- The RPC handler was expecting the "BOINC names" to be the file MD5.
This is no longer true; the BOINC name can be anything as long as it's unique.
- To reflect this, use <phys_name> instead of <md5> in request messages.
This means that you'll need to update both RPC client and server software.
- BoincJobFile::insert() needed to return the insert ID
This supports the TACC use case,
in the jobs in a batch can use different Docker images
and different input and output file signatures,
none of which are known in advance.
Python API binding:
- A JOB_DESC object can optionally contain wu_template and result_template
elements, which are the templates (the actual XML) to use for that job.
Add these to the XML request message if present.
- Added the same capability to the PHP binding, but not C++.
- Added and debugged test cases for both languages.

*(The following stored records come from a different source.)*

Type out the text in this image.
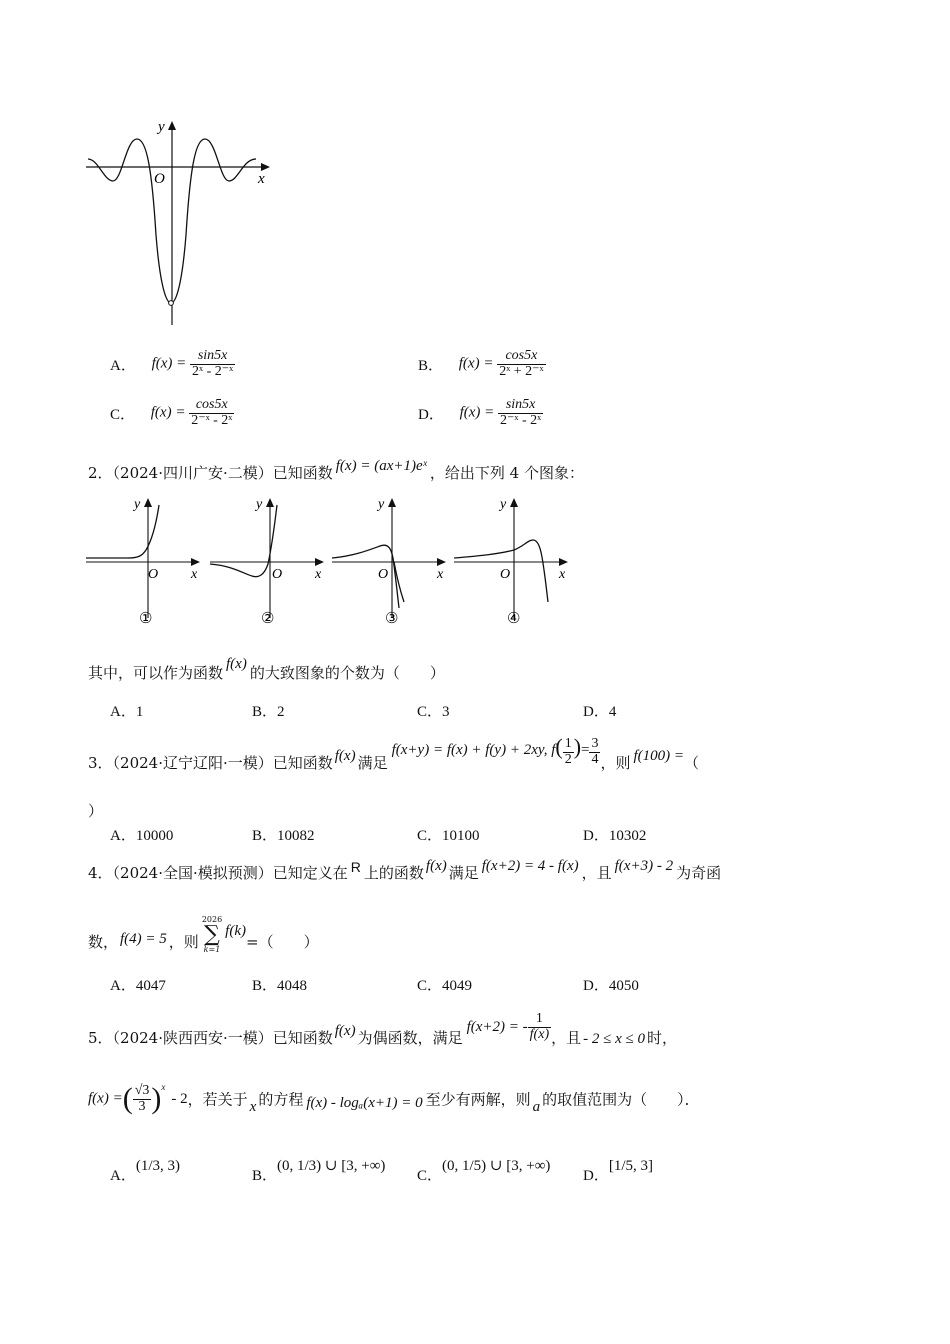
y
O	x
A． $f(x) = \frac{\sin 5x}{\text{2ˣ - 2⁻ˣ}}$	B． $f(x) = \frac{\cos 5x}{\text{2ˣ + 2⁻ˣ}}$
C． $f(x) = \frac{\cos 5x}{\text{2⁻ˣ - 2ˣ}}$	D． $f(x) = \frac{\sin 5x}{\text{2⁻ˣ - 2ˣ}}$
2．（2024·四川广安·二模）已知函数 f(x) = (ax+1)eˣ ，给出下列 4 个图象：
y
O x
①
y
O x
②
y
O	x
③
y
O	x
④
其中，可以作为函数 f(x) 的大致图象的个数为（　　）
A．1	B．2	C．3	D．4
3．（2024·辽宁辽阳·一模）已知函数 f(x) 满足f(x+y) = f(x) + f(y) + 2xy, $f( \frac{1}{2}$ )= $\frac{3}{4}$ ，则 f(100) =（
）
A．10000	B．10082	C．10100	D．10302
4．（2024·全国·模拟预测）已知定义在 R 上的函数 f(x) 满足 f(x+2) = 4 - f(x) ，且 f(x+3) - 2 为奇函
数， f(4) = 5 ，则
2026
∑
k=1
f(k)=（　　）
A．4047	B．4048	C．4049	D．4050
5．（2024·陕西西安·一模）已知函数 f(x) 为偶函数，满足f(x+2) = - $\frac{1}{f(x)}$ ，且 - 2 ≤ x ≤ 0 时，
f(x) =( $\frac{√3}{3} )^x-$ 2，若关于 x 的方程 f(x) - logₐ(x+1) = 0 至少有两解，则 a 的取值范围为（　　）．
A．(1/3, 3)
B．(0, 1/3) ∪ [3, +∞)
C．(0, 1/5) ∪ [3, +∞)
D．[1/5, 3]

Also, submit_batch() can take either a batch name (in which case
the batch is created) or a batch ID
(in which the batch was created prior to remotely staging files).
RPC handler:
- in submit_batch(), check for jobs with templates specified
and store them in files.
For input templates (which are deleted after creating jobs)
we put them in /tmp,
and use a map so that if two templates are the same we use 1 file.
For output templates (which have to last until all jobs are done)
we put them in templates/tmp, with content-based filenames
to economize.
- When creating jobs, or generating SQL strings for multiple jobs,
use these names as --wu_template_filename
and --result_template_filename args to create_work
(either cmdline args or stdin args)
- Delete WU templates when done
create_work.cpp:
handle per-job --wu_template and --result_template args in stdin job lines
(the names of per-job WU and result templates).
Maintain a map mapping WU template name to contents,
to avoid repeatedly reading them.
For jobs that don't specify templates, use the ones specified
at the batch level, or the defaults.